In an interview, Dr. Chan said that while the recommendation to screen older adults has to be tailored to individual risk factors, “it should help to provide more confidence for clinicians and patients.”

“I think this is particularly important, because we know that the population as a whole is aging, so more and more people are in this category of over the age of 75, and it’s not an infrequent issue in the clinic as to what to continue with respect to preventative interventions,” he said.

Dr. Kupfer said that the findings by Dr. Chan and colleagues are largely in keeping with guideline recommendations.

“We factor in a lot of different things, including comorbidities, in making the decision to continue screening up to age 85. Certainly, physiological age and chronological age aren’t always the same, so not every 75-year-old is going to be in the same boat,” she said.

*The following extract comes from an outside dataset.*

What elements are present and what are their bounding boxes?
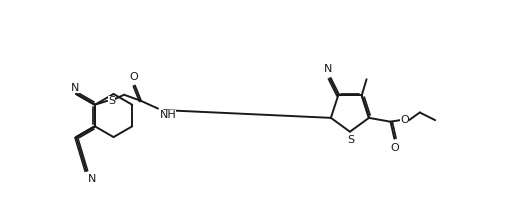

“The risk goes up as people get older, but there starts to be competing mortality at some point, and if you have to do a colonoscopy there are obviously issues related to sedation that, as someone gets older, we have to take into consideration,” she added.

Patients frequently confuse screening with surveillance, Dr. Rex said, and he has had patients tell him: “I hear you don’t do these anymore on people over the age of 75.”

“But that’s not true,” Dr. Rex emphasized.

“Screening is generally considered appropriate even up to the age of 85, but between 75 and 85 it should be considered on an individual basis, and there are several considerations there,” Dr. Rex said. “One is whether a patient has ever been screened before. The second is how they were screened. Third is their life expectancy and how many comorbidities they have. And fourth is their personal feelings about it and interest in it.”

He pointed out that the false-positive rate of stool DNA-FIT tests increases with age, and that for older patients who were previously screened, a standard FIT test may be a more appropriate.